Don't forget you could always put your house into an auction too. Or you could hold an open house viewing on a weekend if that's when the neighbours don't do work. Someone will want it, either because it's cheap, because they're a builder and can fix any problems or because they're planning to rent it out. Or even because they're an antisocial noisy fucker who'd love neighbours that don't complain! Or someone dodgy who'd like neighbours that ask no questions.

And there will be somewhere in the country (or abroad?) you can go, even if it's another town, a smaller property, a rental for 6mths while you get something sorted out etc. If you brainstorm ideas as if there weren't any barriers, you'll come up with something. Sometimes the most ridiculous idea will turn out to be the one that, on closer inspection, has the least barriers, the barriers most easily overcome or even no barriers at all. Life has thrown you a curve ball but that doesn't mean it can't work out ok in the end.

Stepsdown · 08/08/2025 13:06

Just awful, shame The Daily Mail don't pick something like this up to print rather than exploiting people's relationship misery

KievLoverTwo · 08/08/2025 13:10

MissMarplesCat · 07/08/2025 21:59

Thanks.

We have had the talk and are just ready to leave. OH is feeling similarly and we have decided to use what energy we do have to focus on getting out. There are other, growing issues around here, and I don't want to be facing that in 5 yrs time, too.
I am a fighter at heart, but I am just done with this. It isn't good for me at all.

I will pop back if anything interesting happens, such as him blowing himself up fitting his gas boiler, but I do think at this point it will be something we haven't instigated if it does.

Thanks for returning and sticking by me throughout this pointless nightmare, I appreciate it it so very much.

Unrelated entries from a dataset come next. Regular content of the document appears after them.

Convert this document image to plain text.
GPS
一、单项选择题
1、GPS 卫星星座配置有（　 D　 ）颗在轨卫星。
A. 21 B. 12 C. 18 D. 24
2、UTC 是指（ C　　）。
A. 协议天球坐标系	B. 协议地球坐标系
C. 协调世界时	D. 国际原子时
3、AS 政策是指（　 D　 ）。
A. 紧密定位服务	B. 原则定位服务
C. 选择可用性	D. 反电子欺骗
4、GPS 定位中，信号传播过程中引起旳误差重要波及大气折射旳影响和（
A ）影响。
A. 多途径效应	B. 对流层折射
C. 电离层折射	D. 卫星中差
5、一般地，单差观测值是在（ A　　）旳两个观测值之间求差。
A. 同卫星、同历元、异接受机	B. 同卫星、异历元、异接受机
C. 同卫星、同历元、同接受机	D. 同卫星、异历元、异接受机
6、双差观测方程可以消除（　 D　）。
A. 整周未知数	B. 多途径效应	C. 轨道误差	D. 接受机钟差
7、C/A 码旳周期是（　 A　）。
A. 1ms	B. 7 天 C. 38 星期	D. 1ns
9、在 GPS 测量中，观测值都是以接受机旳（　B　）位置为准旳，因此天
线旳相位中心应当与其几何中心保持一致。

Very sad it's come to this.

Get an EA who does viewings for you. If you show people round, it'll be impossible to keep the trauma from your voice.

YellowBun · 08/08/2025 16:25

So terribly sorry, op. Hope you can move away asap. It’s truly criminal, what is happening, and the neglect of infra structure that allows this to go on. I do hope you find somewhere peaceful to live.

MissMarplesCat · 09/08/2025 22:51

Not sure. Will be frank and honest, we are going to take a huge hit and have been preparing for that for some time. We have good savings, but they will likely dwindle to nothing.

I also lost my small company 5 years ago, after 30 years of work, so have a nose for disaster management. I had even promised myself that if OH wasn't interested in leaving, I would be happy to rent. And....we may do so, together.

Sometimes life throws you a 'shit ball', something a tad more complicated than a curve Grin.

I will survive, one way or another, but we do, absolutely, need to get out of here.